Une année de transition ?

Publié le 26 mars 2004

Par Tanguy Merrien
16 min de lecture
Alors que l'on pensait que les processus de concentration étaient définitivement enterrés l'an passé en attendant l'entrée en vigueur du nouveau règlement européen, on constate que de nombreux réseaux ont mis à profit l'année 2003 pour élaguer leur distribution. Si certains réseaux sont parés,...

...d'autres cherchent la bonne équation.


Nous pensions, l'an passé, que les réseaux, à quelques mois de l'entrée en vigueur de la nouvelle réglementation européenne, ne connaîtraient pas ou prou de grandes évolutions en termes de points de vente et d'investisseurs. Nous avions tort. Si cette remarque vaut effectivement pour les réseaux français qui sont, à peu de choses près, restés tels quels, ce n'est pas le cas pour tous les réseaux. Nous avons relevé une fois de plus des résiliations de distributeurs (un total de 215 investisseurs sortant contre 185 l'an passé) et des fermetures de points de vente (405 contre 188) nous permettant d'affirmer que beaucoup de ces réseaux n'étaient donc pas prêts le 1er octobre dernier. Avec un total de 2 494 distributeurs, les réseaux ont continué de s'éroder en termes d'hommes (- 261 en 2001,- 93 en 2002, - 166 en 2003). La remarque vaut également pour le nombre de points de vente - 5 084 contre 6 303 l'année dernière -, stigmatisant l'état par lequel est passé l'ensemble des réseaux en 2003. Soulignons cependant que 27 réseaux ont répondu à notre enquête contre 32 l'an passé.
Que dire alors des réseaux secondaires ? La brochure explicative du règlement confirmait la possibilité d'élaborer deux types de contrats après-vente, réparateur agréé et réparateur secondaire, permettant de maintenir la configuration des réseaux dans leur mode actuel. Renault nous fait part qu'aucune signature de contrat de réparateur agréé seul n'a eu lieu au 31/12/2003. Cependant, le réseau après-vente du constructeur se compose de deux contrats de réparateurs agréés secondaires : 3 810 agents services (dont 106 acheteurs revendeurs) et 1 036 agents relais. Quant à Peugeot, son réseau se constitue de 560 réparateurs agréés (dont 102 anciens agents), plus 2 370 réparateurs secondaires. Seul Citroën est resté fidèle à sa stratégie en se dotant d'un unique réseau de réparateurs agréés (2 154 partenaires).
L'année 2003 a donc permis à certains réseaux de se mettre en place, mais pour d'autres, il reste encore du travail à faire, aussi bien au niveau de la vente que de
l'après-vente.





En chiffres

214
C'est le nombre de sites primaires (concessions, annexes et succursales) en moins à la fin de l'année 2003 par rapport à 2002 sur un recensement de 27 réseaux.


166
C'est le nombre d'investisseurs en moins à la fin de l'année 2003 par rapport à 2002 sur un recensement de 27 réseaux.


273
C'est le nombre de créations de sites réalisées sur l'ensemble de l'année 2003 par l'ensemble des réseaux.


135
C'est le nombre d'investisseurs entrés dans les différents réseaux au cours de l'année 2003. Ils étaient 160 un an auparavant.


71
C'est le nombre de reprises effectuées dans les réseaux sur les 12 mois de l'année 2003. Une redistribution des territoires plus faible qu'en 2002, puisque les reprises y étaient de 148.

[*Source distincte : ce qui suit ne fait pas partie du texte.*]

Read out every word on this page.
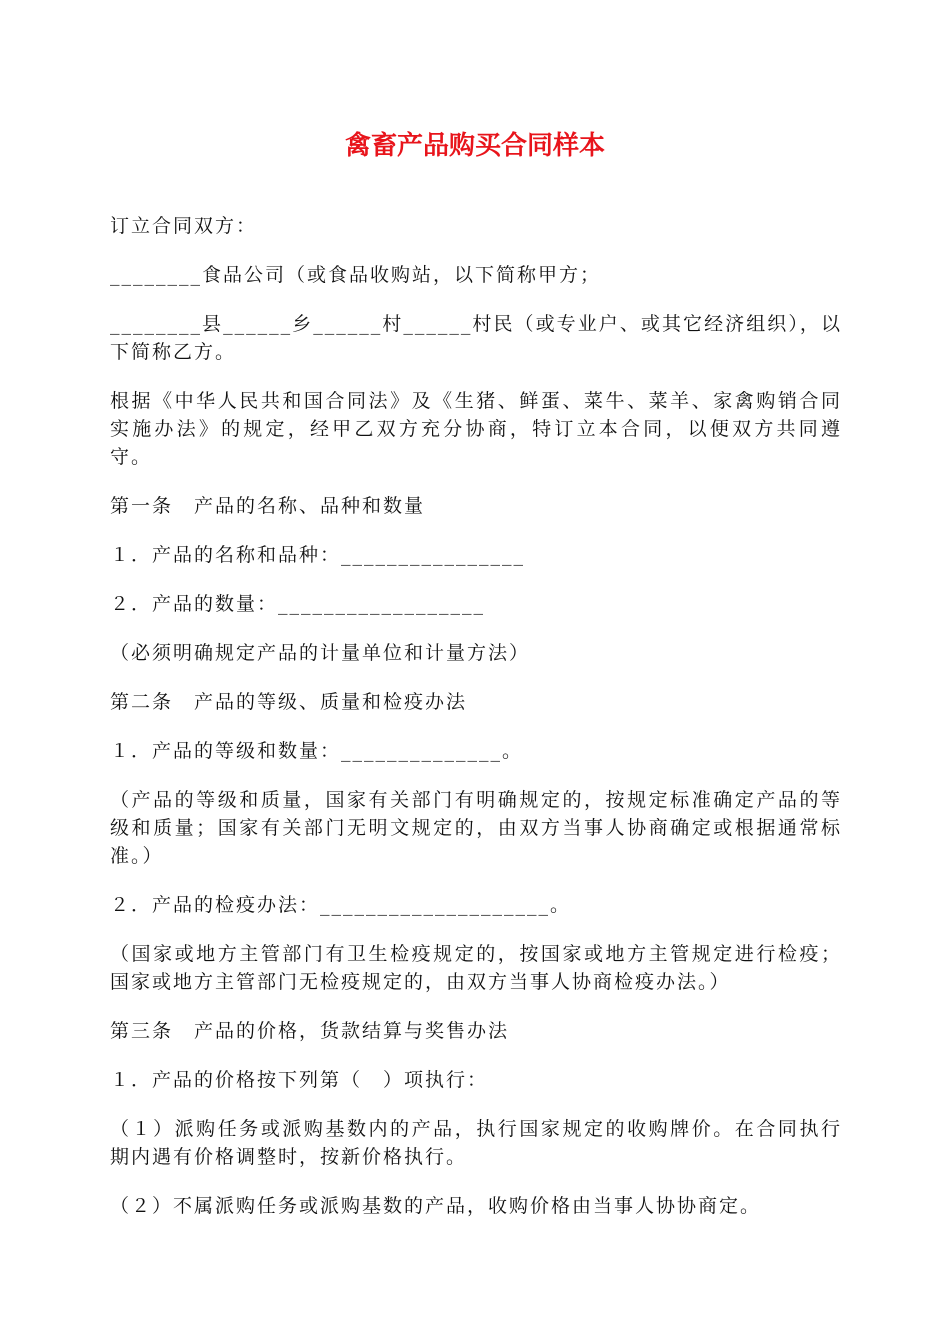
禽畜产品购买合同样本

订立合同双方：

________食品公司（或食品收购站，以下简称甲方；

________县______乡______村______村民（或专业户、或其它经济组织），以下简称乙方。

根据《中华人民共和国合同法》及《生猪、鲜蛋、菜牛、菜羊、家禽购销合同实施办法》的规定，经甲乙双方充分协商，特订立本合同，以便双方共同遵守。

第一条　产品的名称、品种和数量

１．产品的名称和品种：________________

２．产品的数量：__________________

（必须明确规定产品的计量单位和计量方法）

第二条　产品的等级、质量和检疫办法

１．产品的等级和数量：______________。

（产品的等级和质量，国家有关部门有明确规定的，按规定标准确定产品的等级和质量；国家有关部门无明文规定的，由双方当事人协商确定或根据通常标准。）

２．产品的检疫办法：____________________。

（国家或地方主管部门有卫生检疫规定的，按国家或地方主管规定进行检疫；国家或地方主管部门无检疫规定的，由双方当事人协商检疫办法。）

第三条　产品的价格，货款结算与奖售办法

１．产品的价格按下列第（　）项执行：

（１）派购任务或派购基数内的产品，执行国家规定的收购牌价。在合同执行期内遇有价格调整时，按新价格执行。

（２）不属派购任务或派购基数的产品，收购价格由当事人协协商定。
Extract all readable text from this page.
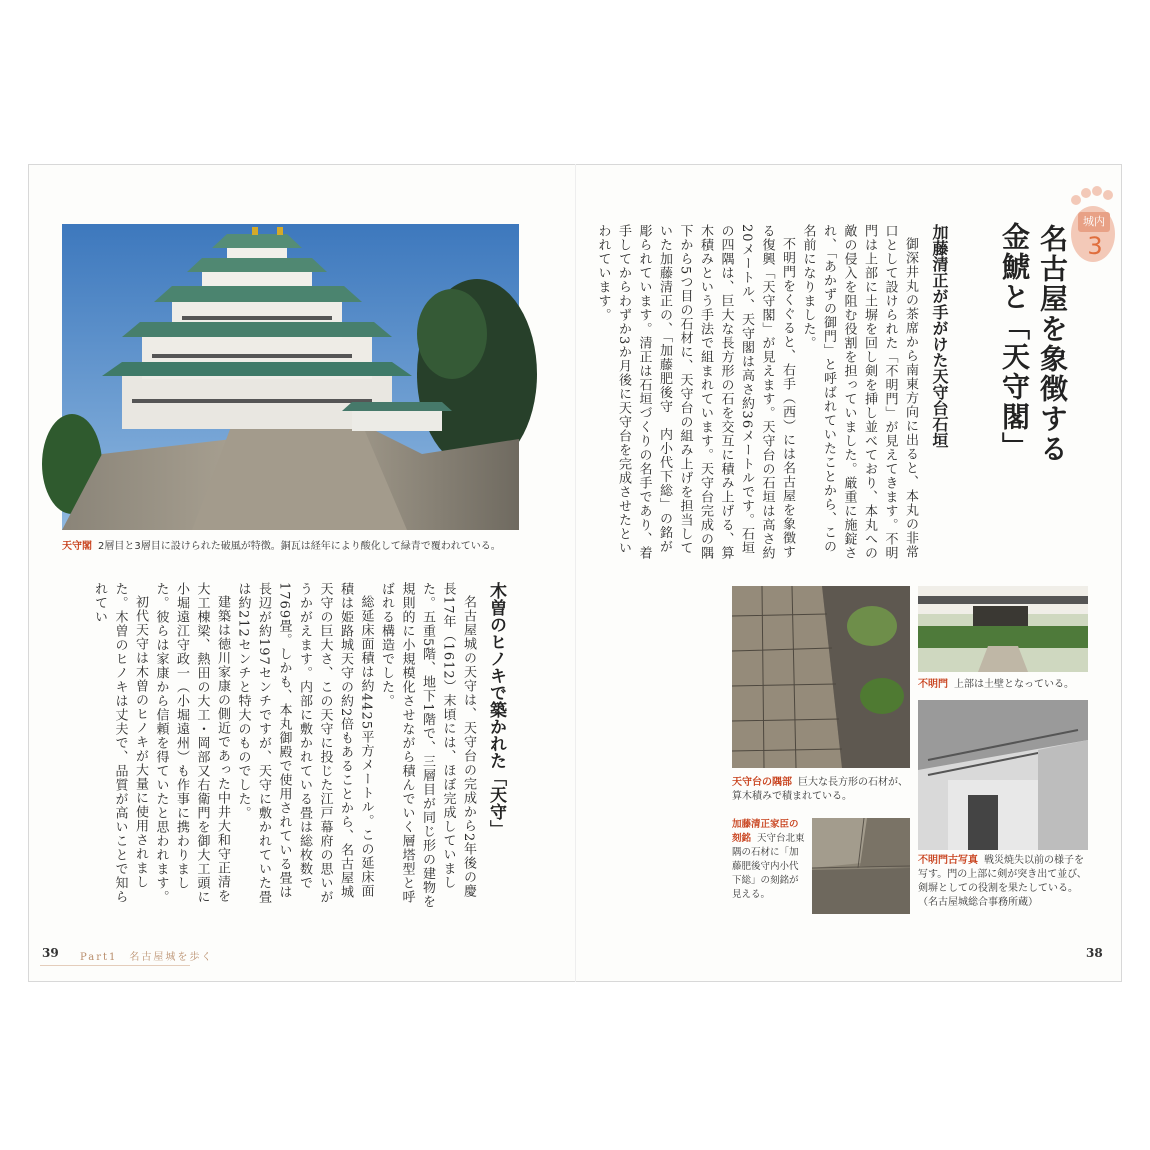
天守閣 2層目と3層目に設けられた破風が特徴。銅瓦は経年により酸化して緑青で覆われている。
木曽のヒノキで築かれた「天守」

名古屋城の天守は、天守台の完成から2年後の慶長17年（1612）末頃には、ほぼ完成していました。五重5階、地下1階で、三層目が同じ形の建物を規則的に小規模化させながら積んでいく層塔型と呼ばれる構造でした。

総延床面積は約4425平方メートル。この延床面積は姫路城天守の約2倍もあることから、名古屋城天守の巨大さ、この天守に投じた江戸幕府の思いがうかがえます。内部に敷かれている畳は総枚数で1769畳。しかも、本丸御殿で使用されている畳は長辺が約197センチですが、天守に敷かれていた畳は約212センチと特大のものでした。

建築は徳川家康の側近であった中井大和守正清を大工棟梁、熱田の大工・岡部又右衛門を御大工頭に小堀遠江守政一（小堀遠州）も作事に携わりました。彼らは家康から信頼を得ていたと思われます。

初代天守は木曽のヒノキが大量に使用されました。木曽のヒノキは丈夫で、品質が高いことで知られてい

39 Part1　名古屋城を歩く
城内
3
名古屋を象徴する
金鯱と「天守閣」
加藤清正が手がけた天守台石垣

御深井丸の茶席から南東方向に出ると、本丸の非常口として設けられた「不明門」が見えてきます。不明門は上部に土塀を回し剣を挿し並べており、本丸への敵の侵入を阻む役割を担っていました。厳重に施錠され、「あかずの御門」と呼ばれていたことから、この名前になりました。

不明門をくぐると、右手（西）には名古屋を象徴する復興「天守閣」が見えます。天守台の石垣は高さ約20メートル、天守閣は高さ約36メートルです。石垣の四隅は、巨大な長方形の石を交互に積み上げる、算木積みという手法で組まれています。天守台完成の隅下から5つ目の石材に、天守台の組み上げを担当していた加藤清正の、「加藤肥後守　内小代下総」の銘が彫られています。清正は石垣づくりの名手であり、着手してからわずか3か月後に天守台を完成させたといわれています。

天守台の隅部 巨大な長方形の石材が、算木積みで積まれている。
加藤清正家臣の刻銘 天守台北東隅の石材に「加藤肥後守内小代下総」の刻銘が見える。
不明門 上部は土壁となっている。
不明門古写真 戦災焼失以前の様子を写す。門の上部に剣が突き出て並び、剣塀としての役割を果たしている。
（名古屋城総合事務所蔵）
38
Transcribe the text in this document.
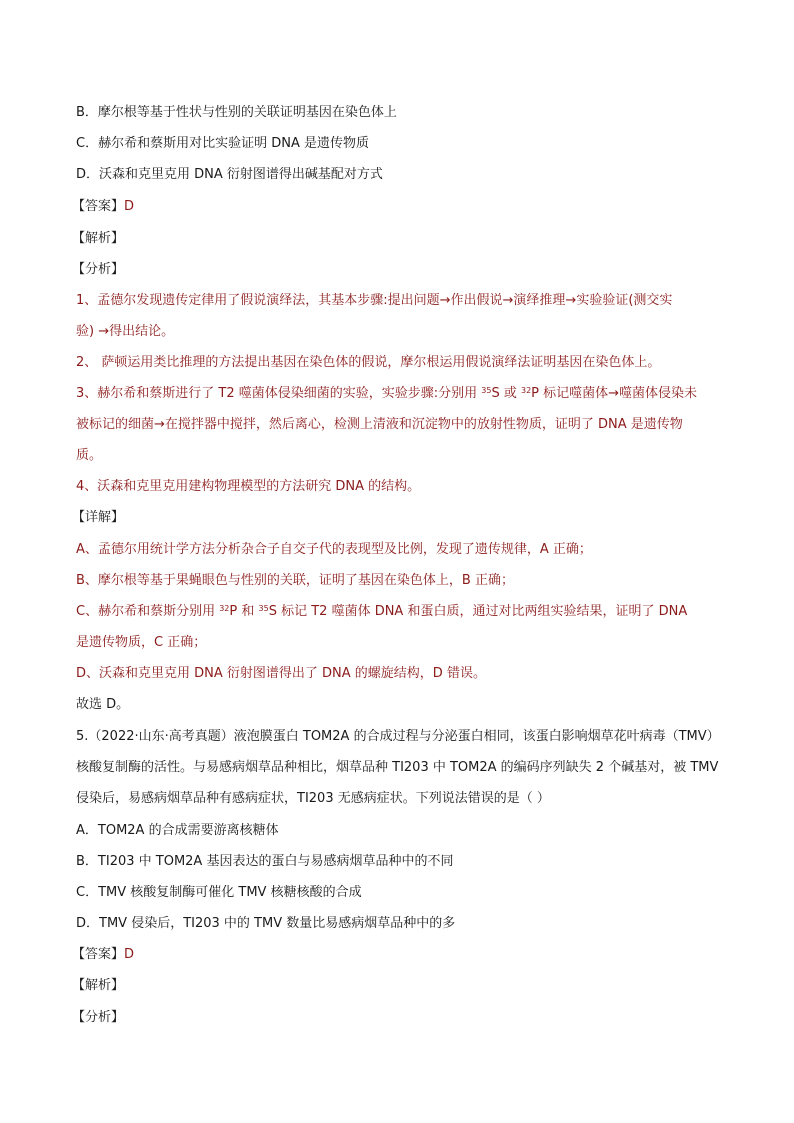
B．摩尔根等基于性状与性别的关联证明基因在染色体上
C．赫尔希和蔡斯用对比实验证明 DNA 是遗传物质
D．沃森和克里克用 DNA 衍射图谱得出碱基配对方式
【答案】D
【解析】
【分析】
1、孟德尔发现遗传定律用了假说演绎法，其基本步骤:提出问题→作出假说→演绎推理→实验验证(测交实
验) →得出结论。
2、 萨顿运用类比推理的方法提出基因在染色体的假说，摩尔根运用假说演绎法证明基因在染色体上。
3、赫尔希和蔡斯进行了 T2 噬菌体侵染细菌的实验，实验步骤:分别用 $^{35}$S 或 $^{32}$P 标记噬菌体→噬菌体侵染未
被标记的细菌→在搅拌器中搅拌，然后离心，检测上清液和沉淀物中的放射性物质，证明了 DNA 是遗传物
质。
4、沃森和克里克用建构物理模型的方法研究 DNA 的结构。
【详解】
A、孟德尔用统计学方法分析杂合子自交子代的表现型及比例，发现了遗传规律，A 正确；
B、摩尔根等基于果蝇眼色与性别的关联，证明了基因在染色体上，B 正确；
C、赫尔希和蔡斯分别用 $^{32}$P 和 $^{35}$S 标记 T2 噬菌体 DNA 和蛋白质，通过对比两组实验结果，证明了 DNA
是遗传物质，C 正确；
D、沃森和克里克用 DNA 衍射图谱得出了 DNA 的螺旋结构，D 错误。
故选 D。
5.（2022·山东·高考真题）液泡膜蛋白 TOM2A 的合成过程与分泌蛋白相同，该蛋白影响烟草花叶病毒（TMV）
核酸复制酶的活性。与易感病烟草品种相比，烟草品种 TI203 中 TOM2A 的编码序列缺失 2 个碱基对，被 TMV
侵染后，易感病烟草品种有感病症状，TI203 无感病症状。下列说法错误的是（ ）
A．TOM2A 的合成需要游离核糖体
B．TI203 中 TOM2A 基因表达的蛋白与易感病烟草品种中的不同
C．TMV 核酸复制酶可催化 TMV 核糖核酸的合成
D．TMV 侵染后，TI203 中的 TMV 数量比易感病烟草品种中的多
【答案】D
【解析】
【分析】
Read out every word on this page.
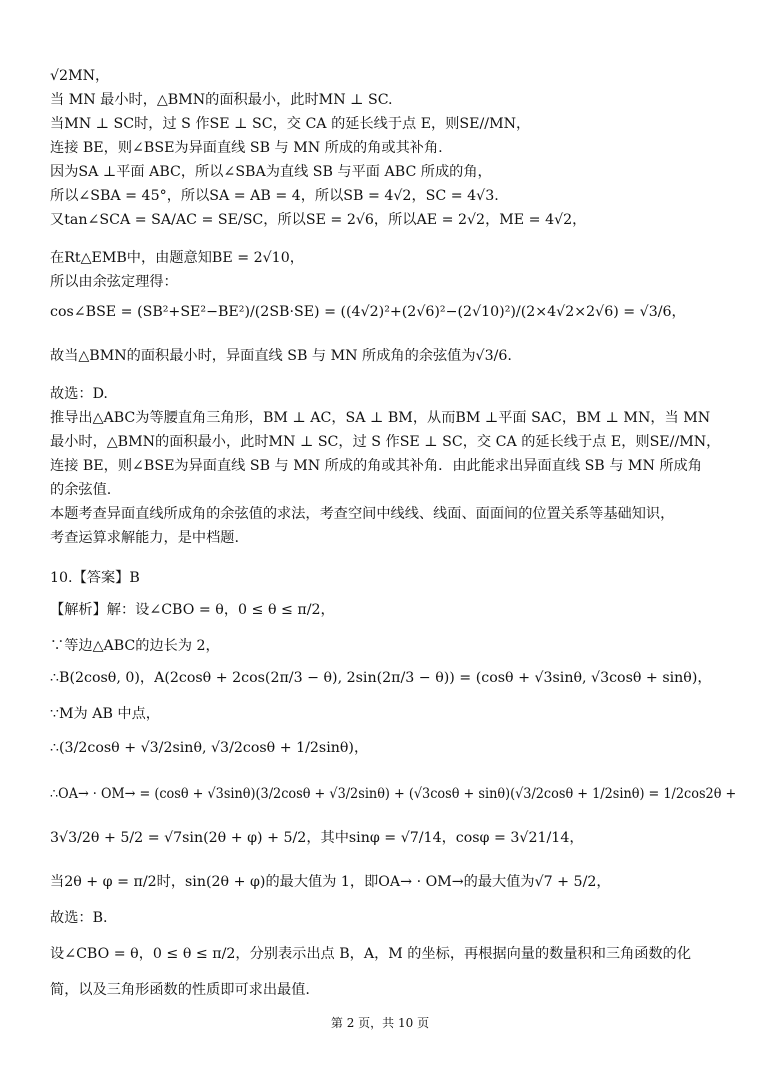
√2MN，
当 MN 最小时，△BMN的面积最小，此时MN ⊥ SC.
当MN ⊥ SC时，过 S 作SE ⊥ SC，交 CA 的延长线于点 E，则SE//MN，
连接 BE，则∠BSE为异面直线 SB 与 MN 所成的角或其补角.
因为SA ⊥平面 ABC，所以∠SBA为直线 SB 与平面 ABC 所成的角，
所以∠SBA = 45°，所以SA = AB = 4，所以SB = 4√2，SC = 4√3.
又tan∠SCA = SA/AC = SE/SC，所以SE = 2√6，所以AE = 2√2，ME = 4√2，
在Rt△EMB中，由题意知BE = 2√10，
所以由余弦定理得：
cos∠BSE = (SB²+SE²−BE²)/(2SB·SE) = ((4√2)²+(2√6)²−(2√10)²)/(2×4√2×2√6) = √3/6，
故当△BMN的面积最小时，异面直线 SB 与 MN 所成角的余弦值为√3/6.
故选：D.
推导出△ABC为等腰直角三角形，BM ⊥ AC，SA ⊥ BM，从而BM ⊥平面 SAC，BM ⊥ MN，当 MN
最小时，△BMN的面积最小，此时MN ⊥ SC，过 S 作SE ⊥ SC，交 CA 的延长线于点 E，则SE//MN，
连接 BE，则∠BSE为异面直线 SB 与 MN 所成的角或其补角．由此能求出异面直线 SB 与 MN 所成角
的余弦值.
本题考查异面直线所成角的余弦值的求法，考查空间中线线、线面、面面间的位置关系等基础知识，
考查运算求解能力，是中档题.
10.【答案】B
【解析】解：设∠CBO = θ，0 ≤ θ ≤ π/2，
∵等边△ABC的边长为 2，
∴B(2cosθ, 0)，A(2cosθ + 2cos(2π/3 − θ), 2sin(2π/3 − θ)) = (cosθ + √3sinθ, √3cosθ + sinθ)，
∵M为 AB 中点，
∴(3/2cosθ + √3/2sinθ, √3/2cosθ + 1/2sinθ)，
∴OA→ · OM→ = (cosθ + √3sinθ)(3/2cosθ + √3/2sinθ) + (√3cosθ + sinθ)(√3/2cosθ + 1/2sinθ) = 1/2cos2θ +
3√3/2θ + 5/2 = √7sin(2θ + φ) + 5/2，其中sinφ = √7/14，cosφ = 3√21/14，
当2θ + φ = π/2时，sin(2θ + φ)的最大值为 1，即OA→ · OM→的最大值为√7 + 5/2，
故选：B.
设∠CBO = θ，0 ≤ θ ≤ π/2，分别表示出点 B，A，M 的坐标，再根据向量的数量积和三角函数的化
简，以及三角形函数的性质即可求出最值.
第 2 页，共 10 页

Renault : la stabilité au goût du jour

Six ans après que Renault a commencé la concentration de son réseau, force est de constater que ce dernier est entré dans une ère de stabilité : après les 46 investisseurs en moins en 1998, 30 en 1999, 31 en 2000, 23 en 2001, 8 en 2002, ils ne sont "que" 9 à quitter le réseau Renault en 2003. Preuve d'une certaine stabilité dans les départs. Par ailleurs, le spectre de la nouvelle réglementation longtemps agité dans la plupart des réseaux ne semble pas avoir affecté le réseau Renault puisque, hormis ces départs, tous les distributeurs sont restés en place. Parallèlement, aucun nouvel opérateur n'est venu fleurir le réseau au Losange. Résultat ? Ils sont aujourd'hui 112 investisseurs à détenir 670 sites de distribution (331 contrats), soit une moyenne de 6 sites pour un investisseur, faisant du réseau Renault le plus concentré de tous. Relevons, toutefois, que sur ces 670 points de vente (415 sites principaux et 320 annexes), 65 appartiennent à RFA. Si les hommes sont à peu de choses près restés les mêmes, la remarque vaut également pour les sites : d'un côté 11 annexes ont été créées, tandis que dans le même temps 12 annexes et une concession fermaient. En revanche, la redistribution des territoires s'est poursuivie puisque 15 reprises sont à relever en 2003. Parmi celles-ci, retenons essentiellement celle du groupe Duchemin (ancien président des concessionnaires Renault) par le groupe Mennetrier et RFA, ou encore celle du groupe Roudier par le groupe Hacquart. Sur les 15 reprises effectuées intra-réseau figurent les 9 partenaires ayant quitté le réseau (Duchemin, Roudier, Vacelet, Billiar, Lepicier, Viano, Le Serre, Florin, Sanfourche), ce qui témoigne également que, chez Renault, on fait confiance aux hommes en place plutôt que de céder des territoires à d'éventuels nouveaux entrants.
Nous venons de le voir, le réseau primaire est donc bel et bien en place, et peu de chance pour que celui-ci évolue à l'avenir de manière brutale. La "toile" Renault en France ainsi déployée devrait être celle des années à venir. Une constatation qui ne concerne pas le réseau secondaire. Le constructeur nous a ainsi indiqué que, "désormais, la priorité était donnée au développement du réseau d'agents".
Composé l'an passé de 5 350 agents, le réseau secondaire Renault s'organise aujourd'hui de la sorte : 3 810 agents services (dont 106 agents acheteurs revendeurs) et 1 036 agents relais. Pas de réparateurs agréés chez Renault donc, mais deux contrats de réparateurs secondaires.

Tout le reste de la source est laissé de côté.